As the book went on, my disagreements with Torrey were clear. Torrey, as one would expect, attributes much of the success in discharge from state hospitals to neuroleptics, and the “revolving door” syndrome to the failure of people to remain on the drugs due to the brain condition he calls anosognosia. I have written about this before. Torrey and I had a bit of an exchange about this so I will not rehash that argument again.
Torrey gives such short shrift to the recovery movement that he may not have realized the inherent contradictions in his argument. If Schizophrenia is a brain disease that requires treatment to manage it in the same way that diabetics need insulin (yes, he says that), then how can those in the psychiatric survivor movement who “have recovered more or less” be such effective advocates for their cause?
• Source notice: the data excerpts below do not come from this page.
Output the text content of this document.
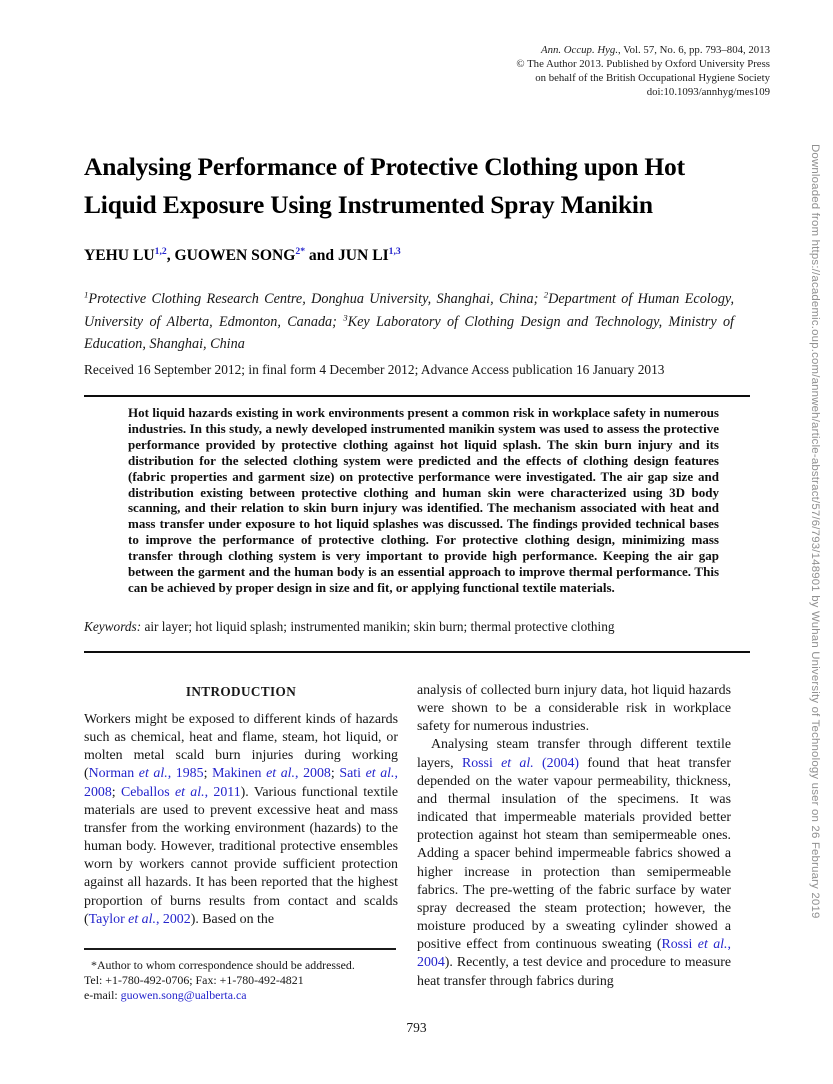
Ann. Occup. Hyg., Vol. 57, No. 6, pp. 793–804, 2013
© The Author 2013. Published by Oxford University Press
on behalf of the British Occupational Hygiene Society
doi:10.1093/annhyg/mes109
Analysing Performance of Protective Clothing upon Hot Liquid Exposure Using Instrumented Spray Manikin
YEHU LU$^{1,2}$, GUOWEN $SONG^{2*}$ and JUN LI$^{1,3}$
$^1$Protective Clothing Research Centre, Donghua University, Shanghai, China; $^2$Department of Human Ecology, University of Alberta, Edmonton, Canada; $^3$Key Laboratory of Clothing Design and Technology, Ministry of Education, Shanghai, China
Received 16 September 2012; in final form 4 December 2012; Advance Access publication 16 January 2013
Hot liquid hazards existing in work environments present a common risk in workplace safety in numerous industries. In this study, a newly developed instrumented manikin system was used to assess the protective performance provided by protective clothing against hot liquid splash. The skin burn injury and its distribution for the selected clothing system were predicted and the effects of clothing design features (fabric properties and garment size) on protective performance were investigated. The air gap size and distribution existing between protective clothing and human skin were characterized using 3D body scanning, and their relation to skin burn injury was identified. The mechanism associated with heat and mass transfer under exposure to hot liquid splashes was discussed. The findings provided technical bases to improve the performance of protective clothing. For protective clothing design, minimizing mass transfer through clothing system is very important to provide high performance. Keeping the air gap between the garment and the human body is an essential approach to improve thermal performance. This can be achieved by proper design in size and fit, or applying functional textile materials.
Keywords: air layer; hot liquid splash; instrumented manikin; skin burn; thermal protective clothing
INTRODUCTION

Workers might be exposed to different kinds of hazards such as chemical, heat and flame, steam, hot liquid, or molten metal scald burn injuries during working (Norman et al., 1985; Makinen et al., 2008; Sati et al., 2008; Ceballos et al., 2011). Various functional textile materials are used to prevent excessive heat and mass transfer from the working environment (hazards) to the human body. However, traditional protective ensembles worn by workers cannot provide sufficient protection against all hazards. It has been reported that the highest proportion of burns results from contact and scalds (Taylor et al., 2002). Based on the

analysis of collected burn injury data, hot liquid hazards were shown to be a considerable risk in workplace safety for numerous industries.

Analysing steam transfer through different textile layers, Rossi et al. (2004) found that heat transfer depended on the water vapour permeability, thickness, and thermal insulation of the specimens. It was indicated that impermeable materials provided better protection against hot steam than semipermeable ones. Adding a spacer behind impermeable fabrics showed a higher increase in protection than semipermeable fabrics. The pre-wetting of the fabric surface by water spray decreased the steam protection; however, the moisture produced by a sweating cylinder showed a positive effect from continuous sweating (Rossi et al., 2004). Recently, a test device and procedure to measure heat transfer through fabrics during

*Author to whom correspondence should be addressed.
Tel: +1-780-492-0706; Fax: +1-780-492-4821
e-mail: guowen.song@ualberta.ca
793
Downloaded from https://academic.oup.com/annweh/article-abstract/57/6/793/148901 by Wuhan University of Technology user on 26 February 2019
But I doubt this is an area where Torrey and I will ever find common ground. Another, perhaps less charged, question I would have for him is what makes him think that, absent the CMHC Act or the expansion of Medicaid, states would have been willing to provide money for the services he and I agree are needed? In many ways, the CMHC Act gave money primarily to build clinics. There was nothing in there that prevented states from transferring the dollars they put into hospitals to community services. He discusses the deleterious impact of changes in state policy on the California system. This was not driven by the CMHC Act. It was driven by a desire on the part of the state to minimize costs.
There are huge variations to this day in how generous states are with respect to the needs of the most disenfranchised members of our society. I agree that it would have made sense to have small pilot projects and to integrate with states. But since the 80’s we have done that and yet we still struggle. I work in a state that Torrey correctly identifies as being particularly aggressive about “capturing” Medicaid money and, at least in the early 1990’s, we were rated highly by Torrey. Our high rating, however, was due to a strong commitment in my state to support community recovery services while minimizing our reliance on state hospitals. It is also a state that has an aggressive and fairly successful advocacy to minimize involuntary interventions.
I found his discussion of the (implied unrealistic) hope of Robert Felix and others that improved conditions in the community might prevent serious conditions to be of great interest. While Torrey never truly evaluates the merits of these ideas, he may be right that in the 1950’s they were based more on ideology than research. However, it could be argued that current research supports Felix’ ideas. Torrey seems to be rooted to the idea that if the brain is involved then the environment is never implicated. This outdated conceptualization isolates the workings of the body from its environment. Just today, I was reading about research that demonstrated the debilitating effects of poverty on cognition. I think we are still trying to figure out how to address this but the idea has even more salience today than it did 60 years ago.
Torrey and I agree that the politics are complex. I share his view that it is a problem when programs are driven by ideology, when they are not tested, and when those who are in the trenches are not included in developing new approaches. I also share his view of the politics. No one can afford to admit that a program has failed – not the politicians who backed it or the ones who implemented it and are now dependent on it for their livelihoods. This may be even more true today than it was 60 years ago. It seems that we live in a world of spin.
But Torrey and I continue to have profound disagreement. What is so fascinating to me about this is how two people can view the same things but interpret them in such different ways. Where Torrey has clarity, I contend there is much that we still do not understand. I worry that a perspective that suggests the answers are clear cuts us off from inquiry into alternate approaches. Maybe I suffer from anosognosia.